I want to insert each of these record into ImportResult database and ignore name and city of each record.

Expected Result

ImportResult Table:

id: 1
description: primary
time: 23484775884
standard: fifth
bookname: science

Thanks


Solution

  • The main challenge here is this: How do I turn a line from the text file into a hash of attributes I can pass to MyModel.create? Since each line in the text file has the fields in the same order, one simple approach is to just use a regular expression:

    LINE_TO_ATTRS_EXPR = /
      \A
      (?<description>\w+)\s+
      (?<time>\d+)\s+
      standard:(?<standard>\w+)\s+
      book:(?<book>\w+)\s+
      choice:(?<choice>\w+)\s
    /x
    
    def line_to_attrs(line)
      matches = LINE_TO_ATTRS_EXPR.match(line)
      Hash[ matches.names.zip(matches.captures) ]
    end
    
    p line_to_attrs("primary 23484775884 standard:fifth book:science choice:maths name:Joseph city:London")
    # => { "description" => "primary",
    #      "time" => "23484775884",
    #      "standard" => "fifth",
    #      "book" => "science",
    #      "choice" => "maths" }
    

    Here I've assumed that the time field will always be a string of digits (\d+) and that fields are separated by whitespace (\s+).

    Another approach is to split the line on whitespace and then split each of those parts on the colon (:) and use the part on the left as the key and the part on the right as the value. Since the first two fields are in a different format, we pull them off the array first. Then we can use each_with_object to put them into a Hash, skipping the keys we don't want:

    def line_to_attrs(line)
      attrs = {}
      attrs[:description], attrs[:time], *rest = line.split(/\s+/)
    
      rest.each_with_object(attrs) do |part, attrs|
        key, val = part.split(':')
        next if key =~ /^(name|city)$/
        attrs[key.to_sym] = val
      end
    end
    

    Whichever method you choose, you can now apply it to each line to get a hash of attributes to pass to ImportResult.create!:

    File.open(Rails.root + "imports/schools.txt", "r") do |file|
      ImportResult.transaction do
        file.each_line do |line|
          ImportResult.create!(line_to_attrs(line))
        end
      end
    end
    

    Note that I used File.open(...) do ... instead of File.open(...).each do.

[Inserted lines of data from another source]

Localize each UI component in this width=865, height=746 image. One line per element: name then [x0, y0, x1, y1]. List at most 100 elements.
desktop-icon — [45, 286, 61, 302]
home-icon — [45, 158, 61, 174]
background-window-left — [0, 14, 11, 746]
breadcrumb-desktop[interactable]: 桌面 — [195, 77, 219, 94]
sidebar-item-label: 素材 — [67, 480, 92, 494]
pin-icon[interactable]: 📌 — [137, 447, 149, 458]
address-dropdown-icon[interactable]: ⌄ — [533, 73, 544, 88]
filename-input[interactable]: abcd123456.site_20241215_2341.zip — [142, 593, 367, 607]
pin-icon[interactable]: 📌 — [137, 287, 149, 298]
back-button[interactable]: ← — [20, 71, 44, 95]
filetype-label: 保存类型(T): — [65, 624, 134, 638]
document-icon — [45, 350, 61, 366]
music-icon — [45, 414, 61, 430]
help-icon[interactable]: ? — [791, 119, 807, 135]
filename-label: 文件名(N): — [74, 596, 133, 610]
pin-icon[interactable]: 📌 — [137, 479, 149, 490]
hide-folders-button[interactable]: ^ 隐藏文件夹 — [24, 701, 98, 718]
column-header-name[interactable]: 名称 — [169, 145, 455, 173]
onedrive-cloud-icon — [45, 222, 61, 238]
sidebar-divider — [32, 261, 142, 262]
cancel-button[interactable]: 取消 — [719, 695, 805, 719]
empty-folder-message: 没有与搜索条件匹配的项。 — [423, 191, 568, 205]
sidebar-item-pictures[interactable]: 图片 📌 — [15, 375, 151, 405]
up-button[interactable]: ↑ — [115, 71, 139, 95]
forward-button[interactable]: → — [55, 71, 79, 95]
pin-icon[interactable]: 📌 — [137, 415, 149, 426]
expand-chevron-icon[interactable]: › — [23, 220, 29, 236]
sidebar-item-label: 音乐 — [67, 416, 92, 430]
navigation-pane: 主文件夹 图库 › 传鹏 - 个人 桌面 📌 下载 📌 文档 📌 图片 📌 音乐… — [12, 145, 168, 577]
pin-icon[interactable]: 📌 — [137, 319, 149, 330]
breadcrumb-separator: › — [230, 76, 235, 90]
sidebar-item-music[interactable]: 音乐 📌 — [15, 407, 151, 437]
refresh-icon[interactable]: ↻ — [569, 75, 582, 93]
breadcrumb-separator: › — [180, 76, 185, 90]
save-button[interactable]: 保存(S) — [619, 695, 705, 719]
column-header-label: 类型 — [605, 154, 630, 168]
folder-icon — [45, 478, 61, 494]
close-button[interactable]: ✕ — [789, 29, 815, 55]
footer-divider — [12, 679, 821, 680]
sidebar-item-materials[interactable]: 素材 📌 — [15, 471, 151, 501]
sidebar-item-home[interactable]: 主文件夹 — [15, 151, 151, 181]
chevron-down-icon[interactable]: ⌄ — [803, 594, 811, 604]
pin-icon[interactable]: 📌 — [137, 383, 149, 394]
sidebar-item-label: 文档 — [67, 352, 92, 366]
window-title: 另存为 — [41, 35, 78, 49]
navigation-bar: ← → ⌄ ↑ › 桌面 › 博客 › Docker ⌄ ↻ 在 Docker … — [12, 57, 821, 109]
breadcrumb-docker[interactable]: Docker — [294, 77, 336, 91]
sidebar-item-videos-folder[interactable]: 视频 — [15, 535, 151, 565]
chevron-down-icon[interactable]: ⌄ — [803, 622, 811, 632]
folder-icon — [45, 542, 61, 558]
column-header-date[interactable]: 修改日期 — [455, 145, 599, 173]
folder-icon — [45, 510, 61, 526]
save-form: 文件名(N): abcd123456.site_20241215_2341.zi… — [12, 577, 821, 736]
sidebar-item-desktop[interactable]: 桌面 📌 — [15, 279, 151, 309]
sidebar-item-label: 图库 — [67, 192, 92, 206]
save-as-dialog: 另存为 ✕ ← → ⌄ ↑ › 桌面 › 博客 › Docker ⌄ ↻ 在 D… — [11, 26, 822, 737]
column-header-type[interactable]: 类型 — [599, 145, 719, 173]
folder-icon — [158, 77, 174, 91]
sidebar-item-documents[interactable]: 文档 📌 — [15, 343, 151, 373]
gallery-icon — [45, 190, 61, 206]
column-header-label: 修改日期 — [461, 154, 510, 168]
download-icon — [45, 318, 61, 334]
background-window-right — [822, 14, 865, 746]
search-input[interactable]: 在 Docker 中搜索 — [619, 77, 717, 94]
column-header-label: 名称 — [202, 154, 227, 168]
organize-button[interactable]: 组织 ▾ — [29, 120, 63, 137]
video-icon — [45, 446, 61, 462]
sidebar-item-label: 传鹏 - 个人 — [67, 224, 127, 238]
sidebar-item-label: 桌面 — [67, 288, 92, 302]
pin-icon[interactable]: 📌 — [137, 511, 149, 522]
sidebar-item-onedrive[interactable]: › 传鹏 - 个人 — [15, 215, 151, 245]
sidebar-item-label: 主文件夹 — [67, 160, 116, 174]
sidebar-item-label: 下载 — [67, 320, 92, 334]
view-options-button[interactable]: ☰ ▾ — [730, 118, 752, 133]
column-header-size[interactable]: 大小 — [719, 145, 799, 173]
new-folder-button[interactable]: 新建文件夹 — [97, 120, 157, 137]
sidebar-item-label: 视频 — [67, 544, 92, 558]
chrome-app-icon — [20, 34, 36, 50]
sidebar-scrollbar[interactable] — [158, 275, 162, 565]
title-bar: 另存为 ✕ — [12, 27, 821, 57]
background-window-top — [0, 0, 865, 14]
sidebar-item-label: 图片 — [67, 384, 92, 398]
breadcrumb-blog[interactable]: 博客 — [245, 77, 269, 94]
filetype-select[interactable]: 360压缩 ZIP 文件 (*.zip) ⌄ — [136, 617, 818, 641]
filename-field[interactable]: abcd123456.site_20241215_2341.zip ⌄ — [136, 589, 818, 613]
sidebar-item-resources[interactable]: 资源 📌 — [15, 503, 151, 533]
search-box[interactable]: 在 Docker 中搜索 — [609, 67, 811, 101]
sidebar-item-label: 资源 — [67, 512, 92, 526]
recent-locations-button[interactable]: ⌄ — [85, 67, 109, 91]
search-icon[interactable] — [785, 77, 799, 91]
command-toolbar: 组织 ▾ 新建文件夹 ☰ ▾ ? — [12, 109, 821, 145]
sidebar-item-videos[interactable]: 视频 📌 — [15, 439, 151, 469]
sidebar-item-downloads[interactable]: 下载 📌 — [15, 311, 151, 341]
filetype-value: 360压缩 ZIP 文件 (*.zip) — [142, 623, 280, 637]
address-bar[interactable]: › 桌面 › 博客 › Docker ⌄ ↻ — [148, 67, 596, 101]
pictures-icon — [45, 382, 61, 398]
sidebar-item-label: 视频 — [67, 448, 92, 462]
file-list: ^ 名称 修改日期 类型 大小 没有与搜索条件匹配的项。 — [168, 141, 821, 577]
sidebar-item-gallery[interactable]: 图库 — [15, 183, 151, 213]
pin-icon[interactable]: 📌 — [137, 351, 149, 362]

Using open with a block ensures that the file will be closed when the operation is complete, even if errors occur.

    If your input is large, however, you may find that this is slow. That's because you're creating an ActiveRecord object for each line and performing one insert at a time. Doing it in a transaction helps, but only so much. If performance becomes an issue, I suggest looking at the activerecord-import gem.